The "Reflections" video series continues with historical remarks made by:
In the decades since, SAME has developed a world-class program of conferences, workshops, symposiums, and professional development and networking opportunities in support of its mission: facilitating interaction between the public and private sectors to enhance engineering support to national security. SAME’s membership today comprises more than 20,000 leaders representing the uniformed military services as well as numerous government agencies, nonprofit associations, academic institutions and private-sector firms who will guide the future of the engineering profession and its contribution to the protection of our nation.
Located at 607 Prince St. in Old Town Alexandria, Va., Century House, the SAME headquarters building, was constructed sometime around 1846. It was built as a Victorian town home and was occupied as a private dwelling for several years. Sometime afterwards, Dr. George Klipstein assumed ownership of Century House and practiced medicine in the house until he was 85 years old. Century House actually was a full-fledged medical treatment facility, acclaimed by some to be the only hospital in existence during the early stages of the Civil War.
During Dr. Klipstein’s ownership, the interior of Century House was converted from a town home to a hospital. Dr. Klipstein had his private office to the left of the foyer—now the office of the SAME Executive Director—and the large room to the right—then most likely a dining room, now the SAME conference room—was converted to an operating room. The second floor, which presently houses the Department of Membership and the Department of Conferences and Education, was the recovery room. Dr. Klipstein and his wife, Naomi, lived on the third floor, now home to the Department of Communications and Marketing and the Department of Finance. Historical records indicate there was a morgue on the first floor, and the deceased were carried to a twin carriage house at the rear of the building from which horse carriages delivered the remains to their resting places.
Dr. Klipstein himself passed on in 1929 and left the property to his wife. When she died in 1962, the property passed to various relatives and commercial endeavors. In 1972, the property was purchased by the Thomas and Sewell law firm, which totally renovated the buildings and restored the original décor insofar as possible. All facilities were upgraded accordingly.

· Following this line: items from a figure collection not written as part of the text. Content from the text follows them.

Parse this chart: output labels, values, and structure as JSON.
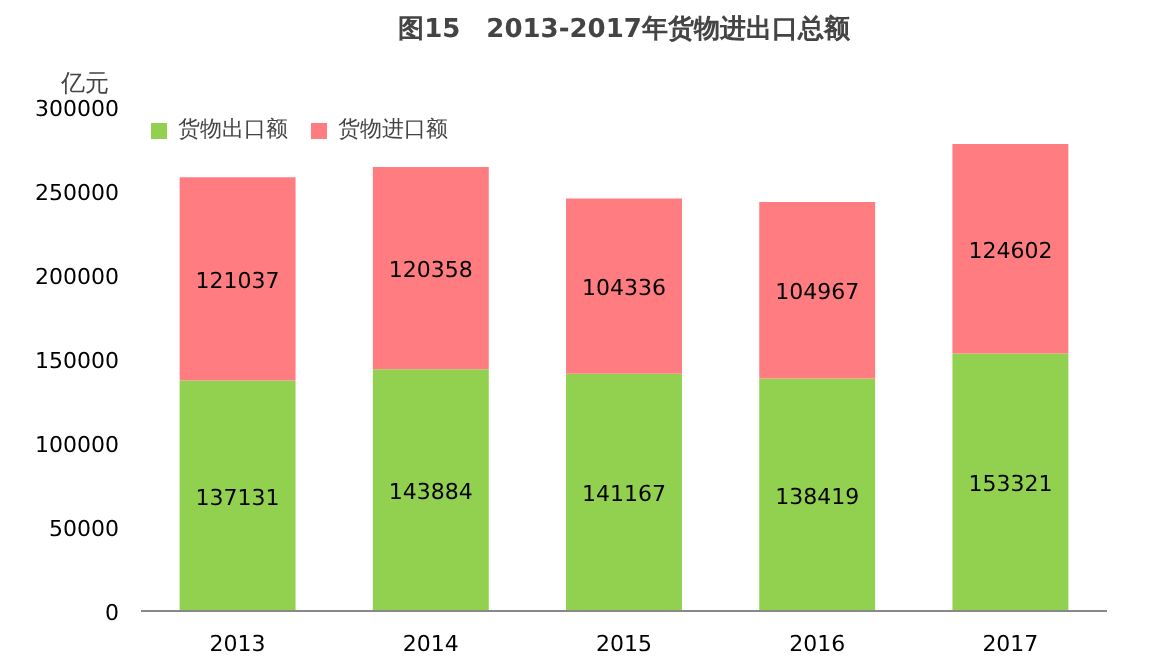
{
  "chart_data": {
    "type": "bar",
    "title": "图15　2013-2017年货物进出口总额",
    "ylabel": "亿元",
    "categories": [
      "2013",
      "2014",
      "2015",
      "2016",
      "2017"
    ],
    "stacked": true,
    "data_labels": true,
    "legend": "top left",
    "grid": false,
    "ylim": [
      0,
      300000
    ],
    "yticks": [
      0,
      50000,
      100000,
      150000,
      200000,
      250000,
      300000
    ],
    "series": [
      {
        "name": "货物出口额",
        "color": "#92d050",
        "values": [
          137131,
          143884,
          141167,
          138419,
          153321
        ]
      },
      {
        "name": "货物进口额",
        "color": "#ff7c80",
        "values": [
          121037,
          120358,
          104336,
          104967,
          124602
        ]
      }
    ]
  }
}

The SAME headquarters gets its name from its previous owners, who coined “Century House” because the property was well more than 100 years old. At the time of the nation’s bicentennial in 1976, Century House was one of about a dozen town homes selected by the City of Alexandria for an open house walking tour. SAME purchased Century House in October 1980, relocating its headquarters from Washington, D.C.
The Century House Fund was launched initially as a short-term campaign through Oct. 31, 2006, to raise funds for the restoration of Century House’s main conference room and foyer. Since then, the fund's goal has been expanded to include ongoing improvements and renovations such as expansion of office space and the rehabilitation of the building’s exterior façade and windows.